Oily Food

Elizabeth Gilhuly, Health Lifestyle Coach

Oily Food
Tuesday, October 13, 2015

I have seen a breakfast plate of home fries and eggs that glistened with oil. If I eat that, I'm going to feel oily.  Oil and water don't mix. I remember that sensation in my body after eating meals like that. I feel the thin coat of oil floating around my insides.

The issue is that the oils used are usually unhealthy and used in excess quantities. Why are these oils unhealthy?

Reason #1: Many oils contain too much omega-6 and not enough omega-3:

"Most polyunsaturates (aka polyunsaturated fats or fatty acids) in commercial vegetable oils are in the form of double unsaturated omega-6 linoleic acid, with very little of vital triple unsaturated omega-3 linolenic acid. Recent research has revealed that too much omega-6 in the diet creates an imbalance that can interfere with production of important prostaglandins (a group of physiologically active lipid compounds). This disruption can result in increased tendency to form blood clots, inflammation, high blood pressure, irritation of the digestive tract, depressed immune function, sterility, cell proliferation, cancer and weight gain," says Mary G. Enig, PhD, FACN, CNS, international renown expert in lipid chemistry. Her article, The Skinny on Fats, will tell you everything on the topic.

Reason #2: The extraction process of oils can be questionable...

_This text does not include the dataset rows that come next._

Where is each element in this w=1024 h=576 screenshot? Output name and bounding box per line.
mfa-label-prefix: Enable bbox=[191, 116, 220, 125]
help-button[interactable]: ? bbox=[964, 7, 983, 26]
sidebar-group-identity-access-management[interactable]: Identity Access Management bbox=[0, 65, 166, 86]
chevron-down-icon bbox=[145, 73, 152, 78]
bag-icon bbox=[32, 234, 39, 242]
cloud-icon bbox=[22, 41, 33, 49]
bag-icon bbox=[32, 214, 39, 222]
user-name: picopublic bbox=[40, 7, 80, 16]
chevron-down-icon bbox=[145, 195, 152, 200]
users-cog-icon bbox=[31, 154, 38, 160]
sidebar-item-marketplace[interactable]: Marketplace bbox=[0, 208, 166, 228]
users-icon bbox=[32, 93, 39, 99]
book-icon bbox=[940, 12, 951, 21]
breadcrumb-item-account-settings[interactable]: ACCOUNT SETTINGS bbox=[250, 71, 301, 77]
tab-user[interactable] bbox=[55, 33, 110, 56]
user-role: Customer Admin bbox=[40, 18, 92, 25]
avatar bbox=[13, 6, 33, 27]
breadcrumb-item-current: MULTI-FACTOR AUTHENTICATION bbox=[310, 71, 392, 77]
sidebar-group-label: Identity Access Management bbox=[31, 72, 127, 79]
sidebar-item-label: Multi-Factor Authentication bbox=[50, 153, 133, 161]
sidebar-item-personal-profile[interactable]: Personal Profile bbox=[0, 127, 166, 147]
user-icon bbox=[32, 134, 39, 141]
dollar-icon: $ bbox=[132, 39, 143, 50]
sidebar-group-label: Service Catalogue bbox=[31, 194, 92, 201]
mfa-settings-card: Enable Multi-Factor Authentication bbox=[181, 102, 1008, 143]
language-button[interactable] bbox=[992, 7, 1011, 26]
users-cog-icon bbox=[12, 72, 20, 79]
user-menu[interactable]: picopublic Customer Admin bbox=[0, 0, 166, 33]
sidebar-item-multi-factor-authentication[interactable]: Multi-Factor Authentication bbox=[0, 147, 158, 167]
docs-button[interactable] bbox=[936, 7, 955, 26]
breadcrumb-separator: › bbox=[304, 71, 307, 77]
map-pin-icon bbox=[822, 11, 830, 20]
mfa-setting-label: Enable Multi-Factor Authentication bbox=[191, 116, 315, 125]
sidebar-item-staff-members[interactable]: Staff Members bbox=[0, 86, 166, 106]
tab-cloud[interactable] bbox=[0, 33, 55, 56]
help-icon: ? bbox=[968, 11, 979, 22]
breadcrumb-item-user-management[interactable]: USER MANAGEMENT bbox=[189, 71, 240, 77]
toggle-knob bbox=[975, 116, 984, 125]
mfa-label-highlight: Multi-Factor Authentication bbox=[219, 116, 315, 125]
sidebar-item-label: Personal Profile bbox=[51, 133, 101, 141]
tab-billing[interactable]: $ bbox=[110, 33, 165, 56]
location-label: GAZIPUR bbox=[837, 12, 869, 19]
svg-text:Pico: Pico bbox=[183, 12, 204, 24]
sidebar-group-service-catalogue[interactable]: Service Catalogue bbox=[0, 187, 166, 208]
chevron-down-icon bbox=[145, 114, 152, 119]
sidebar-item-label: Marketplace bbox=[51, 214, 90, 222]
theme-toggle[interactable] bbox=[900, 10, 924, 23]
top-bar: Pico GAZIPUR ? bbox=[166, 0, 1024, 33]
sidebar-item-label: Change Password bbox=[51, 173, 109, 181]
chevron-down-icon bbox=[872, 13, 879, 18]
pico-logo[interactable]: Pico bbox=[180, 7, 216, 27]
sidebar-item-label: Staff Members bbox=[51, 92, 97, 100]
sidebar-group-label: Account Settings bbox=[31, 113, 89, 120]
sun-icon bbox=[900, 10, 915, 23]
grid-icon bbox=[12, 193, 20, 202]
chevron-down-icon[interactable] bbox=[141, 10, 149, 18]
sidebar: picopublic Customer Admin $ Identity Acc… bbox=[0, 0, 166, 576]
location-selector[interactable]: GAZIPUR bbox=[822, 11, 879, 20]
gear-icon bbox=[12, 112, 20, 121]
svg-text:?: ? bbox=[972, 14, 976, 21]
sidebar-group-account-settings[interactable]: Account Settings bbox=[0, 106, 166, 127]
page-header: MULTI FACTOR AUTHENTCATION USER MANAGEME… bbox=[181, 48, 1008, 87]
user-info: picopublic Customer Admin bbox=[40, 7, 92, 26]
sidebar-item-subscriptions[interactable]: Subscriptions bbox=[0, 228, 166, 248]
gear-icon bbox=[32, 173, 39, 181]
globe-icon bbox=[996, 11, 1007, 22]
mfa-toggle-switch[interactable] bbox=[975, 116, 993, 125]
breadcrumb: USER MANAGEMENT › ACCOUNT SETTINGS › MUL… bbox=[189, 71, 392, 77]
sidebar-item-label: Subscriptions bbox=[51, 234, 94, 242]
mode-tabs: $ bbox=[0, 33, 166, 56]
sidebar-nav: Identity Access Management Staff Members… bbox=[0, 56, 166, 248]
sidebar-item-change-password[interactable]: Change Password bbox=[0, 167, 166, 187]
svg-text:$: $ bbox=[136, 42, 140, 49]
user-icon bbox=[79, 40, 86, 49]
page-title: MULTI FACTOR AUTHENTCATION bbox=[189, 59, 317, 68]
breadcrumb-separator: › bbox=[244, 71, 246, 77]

This process can involve chemicals, like hexane (significant constituents of gasoline), which isn't really a tasty or nutritious sauce. It is said the hexane/other chemicals are (mostly) boiled out (but some remains).

Which oils are healthy and which are unhealthy?

There are mixed opinions on this.  The best is, of course, WHOLE FOOD NUTRITION. Coconut oil is healthy, but get the oil by eating coconut is much better than just taking tablespoons of the isolated oil.  The oil is healthiest in it's Nature-packaged form because there are so many properties within that fruit, nut or seed that work synergistically with the oil as you digest it.  There is a reason it is part of a package to begin with. Mother Nature knows best! 

But what do I cook with when the recipe calls for oil?

Be creative!  Think what is fatty and that would add nice flavor... Try raw coconut butter!  Or maybe cashew butter. Or, if you need butter butter, skip the substitutes and just use old-fashioned butter from grass-fed, pasture-raised livestock.  Cultured butter, which is cultured like yogurt, is also a good option of butter.